Australia’s housing boom is often characterised by the sizeable growth in these two markets. The reality, however, is much more diverse.

Housing Industry Association senior economist Shane Garret said there tends to be a bit of a “blind spot” when it comes to the other cities.

“There seems to be a characterisation of Australian dwelling prices at the moment growing very strongly when in fact they’re growing strongly in only two of the eight capital city markets at the moment,” he said.

Outside of Sydney and Melbourne, prices have fallen in three of the capital cities with increases of less than 10% cumulatively of the remaining three over the current recovery phase.

The national median dwelling price was determined to be 5.43 times average earnings in February 2015.

Individually, Sydney was the highest (7.72) followed by Melbourne (6.60) and Perth (5.77). At the other end of the scale were Hobart (4.49), Adelaide (5.36) and Brisbane (5.45).
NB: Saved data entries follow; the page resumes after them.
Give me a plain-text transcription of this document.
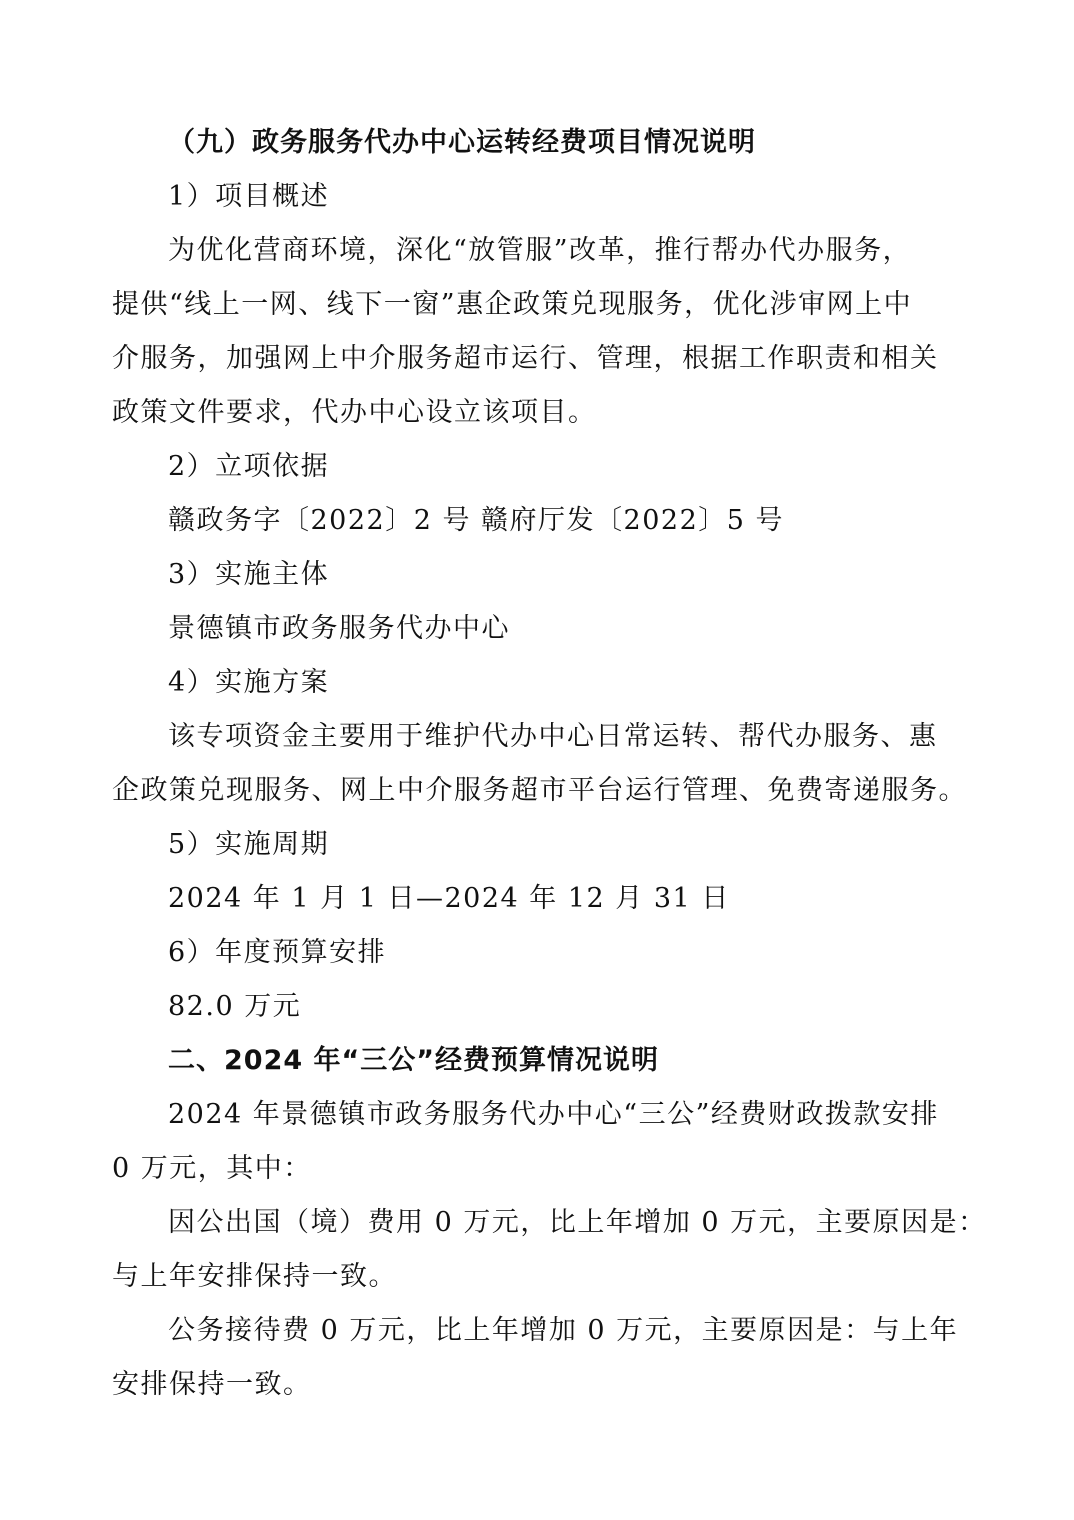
（九）政务服务代办中心运转经费项目情况说明

1）项目概述

为优化营商环境，深化“放管服”改革，推行帮办代办服务，

提供“线上一网、线下一窗”惠企政策兑现服务，优化涉审网上中

介服务，加强网上中介服务超市运行、管理，根据工作职责和相关

政策文件要求，代办中心设立该项目。

2）立项依据

赣政务字〔2022〕2 号 赣府厅发〔2022〕5 号

3）实施主体

景德镇市政务服务代办中心

4）实施方案

该专项资金主要用于维护代办中心日常运转、帮代办服务、惠

企政策兑现服务、网上中介服务超市平台运行管理、免费寄递服务。

5）实施周期

2024 年 1 月 1 日—2024 年 12 月 31 日

6）年度预算安排

82.0 万元

二、2024 年“三公”经费预算情况说明

2024 年景德镇市政务服务代办中心“三公”经费财政拨款安排

0 万元，其中：

因公出国（境）费用 0 万元，比上年增加 0 万元，主要原因是：

与上年安排保持一致。

公务接待费 0 万元，比上年增加 0 万元，主要原因是：与上年

安排保持一致。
Garret said the national market as a whole was generally in a balanced position. 

“The prices are pretty much in line with fundamentals,” he said.

“The average earnings to price ratio around the country is pretty much in line with what it has been over the last decade. If you also take into account rental income relative to the size of the dwelling and also mortgage interest rates, all of those three indicators are aligned with one another.”

However, it was also fair to characterise the market as being one where growth is quite “divergent”.

“There are two cities that are growing quite solidly in terms of price and the remaining six are in various degrees of status with their respective price growth. They’re growing either very slowly or not at all,” he said.